# Problem Child



## Sirius (Feb 3, 2008)

Over the past two weeks, I have done a major cleaning, sorting and general fixing up of the booth getting ready for spring. I have a sudden flush of new roots and leaves on most of my plants since I have started increasing humidity. But there are two plants I have that are growing, but don't seem to be growing up. 

The first is Christensonia vietnamica. This plant was a two growth division when I bought it, and the old growth was mangled. The old growth has since died back leaving a nice seven leaf new growth with plenty of green roots. It put on a new leaf last year and the root tips are growing but the plant doesn't seem to be doing anything. I gave it a dry rest, by accident really, when it got mixed in with my Encyclias. Does anyone have any advice to share about this one? Sadly, I don't even know what time of year this one blooms.

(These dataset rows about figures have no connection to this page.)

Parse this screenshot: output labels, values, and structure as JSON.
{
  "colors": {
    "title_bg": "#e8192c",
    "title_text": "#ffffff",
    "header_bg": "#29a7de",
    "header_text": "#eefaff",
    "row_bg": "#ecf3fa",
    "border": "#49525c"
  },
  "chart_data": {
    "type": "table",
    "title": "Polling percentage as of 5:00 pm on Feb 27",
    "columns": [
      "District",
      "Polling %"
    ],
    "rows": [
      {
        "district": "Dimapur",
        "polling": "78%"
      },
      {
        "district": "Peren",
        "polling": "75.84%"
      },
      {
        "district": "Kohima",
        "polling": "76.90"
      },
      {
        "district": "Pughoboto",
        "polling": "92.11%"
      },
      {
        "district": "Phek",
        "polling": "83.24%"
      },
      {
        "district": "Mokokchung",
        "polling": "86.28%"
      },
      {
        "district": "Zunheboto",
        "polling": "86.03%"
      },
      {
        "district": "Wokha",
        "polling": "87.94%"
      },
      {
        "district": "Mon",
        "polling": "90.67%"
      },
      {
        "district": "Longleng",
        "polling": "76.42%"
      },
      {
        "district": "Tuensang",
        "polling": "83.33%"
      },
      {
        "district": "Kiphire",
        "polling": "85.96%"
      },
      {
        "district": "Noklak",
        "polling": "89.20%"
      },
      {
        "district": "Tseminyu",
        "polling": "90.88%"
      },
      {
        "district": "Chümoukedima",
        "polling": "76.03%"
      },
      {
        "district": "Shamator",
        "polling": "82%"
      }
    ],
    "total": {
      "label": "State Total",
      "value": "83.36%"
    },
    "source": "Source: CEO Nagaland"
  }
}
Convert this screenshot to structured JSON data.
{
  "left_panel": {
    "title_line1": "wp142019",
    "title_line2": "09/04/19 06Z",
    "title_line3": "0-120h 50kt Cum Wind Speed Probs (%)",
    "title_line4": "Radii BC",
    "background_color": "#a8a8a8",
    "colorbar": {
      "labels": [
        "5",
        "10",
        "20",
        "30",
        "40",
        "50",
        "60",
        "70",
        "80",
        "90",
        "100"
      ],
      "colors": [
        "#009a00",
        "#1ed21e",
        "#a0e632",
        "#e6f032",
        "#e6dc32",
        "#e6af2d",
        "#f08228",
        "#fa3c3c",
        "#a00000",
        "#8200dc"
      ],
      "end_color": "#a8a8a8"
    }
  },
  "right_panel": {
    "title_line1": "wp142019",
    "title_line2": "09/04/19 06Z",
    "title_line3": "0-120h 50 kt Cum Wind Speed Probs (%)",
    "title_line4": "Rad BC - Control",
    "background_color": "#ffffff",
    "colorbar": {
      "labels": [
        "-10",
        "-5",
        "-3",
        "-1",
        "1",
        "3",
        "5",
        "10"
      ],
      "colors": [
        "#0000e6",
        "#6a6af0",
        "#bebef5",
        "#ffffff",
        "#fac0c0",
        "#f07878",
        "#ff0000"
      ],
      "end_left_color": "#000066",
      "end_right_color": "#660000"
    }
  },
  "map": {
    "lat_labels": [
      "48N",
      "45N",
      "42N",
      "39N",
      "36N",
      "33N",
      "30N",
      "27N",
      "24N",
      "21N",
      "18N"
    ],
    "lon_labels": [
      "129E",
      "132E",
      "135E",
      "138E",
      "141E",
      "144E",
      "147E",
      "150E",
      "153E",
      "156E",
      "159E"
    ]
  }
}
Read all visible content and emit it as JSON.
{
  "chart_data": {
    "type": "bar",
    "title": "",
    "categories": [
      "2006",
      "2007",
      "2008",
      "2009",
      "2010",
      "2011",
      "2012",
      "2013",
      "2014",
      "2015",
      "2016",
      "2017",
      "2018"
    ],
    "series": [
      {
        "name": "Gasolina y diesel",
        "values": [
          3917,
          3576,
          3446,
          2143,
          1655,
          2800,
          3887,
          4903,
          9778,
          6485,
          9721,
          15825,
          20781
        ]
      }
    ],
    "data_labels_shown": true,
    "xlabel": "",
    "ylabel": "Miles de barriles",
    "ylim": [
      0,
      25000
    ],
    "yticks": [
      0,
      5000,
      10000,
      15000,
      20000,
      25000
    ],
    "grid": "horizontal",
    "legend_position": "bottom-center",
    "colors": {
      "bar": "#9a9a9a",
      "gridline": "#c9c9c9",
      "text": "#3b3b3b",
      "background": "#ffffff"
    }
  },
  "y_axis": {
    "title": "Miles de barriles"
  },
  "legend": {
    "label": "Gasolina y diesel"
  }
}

The second plant is a Zygopetalum hybrid. It was a six bulb plant when I bought it, and three of those bulbs bloomed right after. Those three bulbs are now putting out this year's growth. The problem with this plant is, each bulb only puts out one new growth. I know, what a lame problem to have. I just wish this plant would start multiplying more rapidly, because when it blooms it is really amazing. Does anybody have a magic potion or incantation that can make a plant put on more new growths? I don't believe it's my culture, because this plant is massive and happy. Just not happy enough to multiply.


----------



## SlipperFan (Feb 3, 2008)

I don't know about the other, but I think it's typical for the Zygopetalum family to have one new growth per bulb.


----------



## goldenrose (Feb 3, 2008)

I was hoping more might chime in by now. I don't know about the others either, I have Zygo.Blue Bird & this year I got 2 spikes off one new bulb. I treat it like a cymbidium.  sorry I can't be of more help!


----------



## paphioboy (Feb 3, 2008)

I think that Christensonia vietnamica should be treated like vandas or aerides.. not sure if it has a resting period though...


----------